The Zambia government has approached the court on the pretext that Longo should be given the state’s funeral and was buried in a specific position in the Zambian capital, Lusaka, like all other presidents since independence from the United Kingdom in 1964.

The Longo family said that the late leader does not want the current president, Hakindi Hishilima – a long political competitor and behind him, at his funeral.

On Friday, Pretoria’s Supreme Court judge said that Longo’s body should “immediately” be handed over to a representative of the Zambia court system to re -burn and bury him in Lusaka.

The court said: “The president’s previous desires or the desires of his family cannot exceed the state’s right to honor this individual at the state’s funeral.”

The public prosecutor at Zambia, Mulilo Kabisha, who was in court, said the government estimated the judge’s ruling.

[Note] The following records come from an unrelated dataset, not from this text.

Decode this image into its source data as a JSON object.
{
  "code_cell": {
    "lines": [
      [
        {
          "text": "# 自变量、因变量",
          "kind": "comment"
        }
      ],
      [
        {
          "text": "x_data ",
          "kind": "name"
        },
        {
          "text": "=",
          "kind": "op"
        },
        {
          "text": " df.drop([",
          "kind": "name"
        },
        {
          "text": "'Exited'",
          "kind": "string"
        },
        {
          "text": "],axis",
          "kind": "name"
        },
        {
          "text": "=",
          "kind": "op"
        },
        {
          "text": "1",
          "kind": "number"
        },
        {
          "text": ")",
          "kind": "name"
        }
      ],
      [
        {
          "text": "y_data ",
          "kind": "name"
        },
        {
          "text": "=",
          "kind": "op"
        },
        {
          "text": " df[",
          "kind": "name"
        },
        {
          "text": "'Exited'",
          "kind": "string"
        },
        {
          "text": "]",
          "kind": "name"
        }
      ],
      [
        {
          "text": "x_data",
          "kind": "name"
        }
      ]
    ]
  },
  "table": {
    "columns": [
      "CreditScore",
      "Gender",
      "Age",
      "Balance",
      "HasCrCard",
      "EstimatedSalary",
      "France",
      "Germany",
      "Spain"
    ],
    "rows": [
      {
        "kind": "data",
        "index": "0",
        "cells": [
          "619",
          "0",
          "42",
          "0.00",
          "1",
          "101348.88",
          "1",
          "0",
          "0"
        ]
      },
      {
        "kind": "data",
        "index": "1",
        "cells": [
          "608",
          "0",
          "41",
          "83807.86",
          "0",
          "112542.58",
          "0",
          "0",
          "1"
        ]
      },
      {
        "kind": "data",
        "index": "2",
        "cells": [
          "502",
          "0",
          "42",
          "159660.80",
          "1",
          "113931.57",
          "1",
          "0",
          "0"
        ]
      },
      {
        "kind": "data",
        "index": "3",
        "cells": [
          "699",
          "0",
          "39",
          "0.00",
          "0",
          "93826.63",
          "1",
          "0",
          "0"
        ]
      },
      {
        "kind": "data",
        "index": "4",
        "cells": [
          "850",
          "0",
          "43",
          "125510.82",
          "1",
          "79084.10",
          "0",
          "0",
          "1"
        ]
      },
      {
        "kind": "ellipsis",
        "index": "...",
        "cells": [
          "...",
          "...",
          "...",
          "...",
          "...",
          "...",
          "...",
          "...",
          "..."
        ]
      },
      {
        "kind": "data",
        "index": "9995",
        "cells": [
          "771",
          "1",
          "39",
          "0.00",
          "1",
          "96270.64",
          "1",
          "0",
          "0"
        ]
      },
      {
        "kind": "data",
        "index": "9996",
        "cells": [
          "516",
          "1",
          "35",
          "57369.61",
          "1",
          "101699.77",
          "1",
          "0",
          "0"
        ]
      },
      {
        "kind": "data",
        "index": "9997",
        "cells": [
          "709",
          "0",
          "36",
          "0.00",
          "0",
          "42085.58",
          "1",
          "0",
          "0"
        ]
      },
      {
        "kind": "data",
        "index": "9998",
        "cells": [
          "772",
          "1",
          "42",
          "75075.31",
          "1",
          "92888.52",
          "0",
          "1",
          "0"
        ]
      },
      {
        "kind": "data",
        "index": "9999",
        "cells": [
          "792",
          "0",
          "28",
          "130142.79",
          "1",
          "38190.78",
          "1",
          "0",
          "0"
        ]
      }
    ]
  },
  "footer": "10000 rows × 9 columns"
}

Longo’s sister, Batha Longo, was also in court, crying after reading the ruling.

The National National Party said that the family “submitted an appeal against the ruling.”

Lungu was elected to lead the country of copper -rich in South Africa in 2015, but he lost the elections six years later to Hichilema, from the United National Development Party.

Since then, his wife and children have been accused of corruption and possession of suspected crime revenues, while the family has claimed part of political revenge.

Lungu’s daughter, Tasila Longo, was arrested in February for money laundering, after previously arrested with her mother and sister on charges of fraud in 2024.

She faces her brother, Dalitsu, with corruption.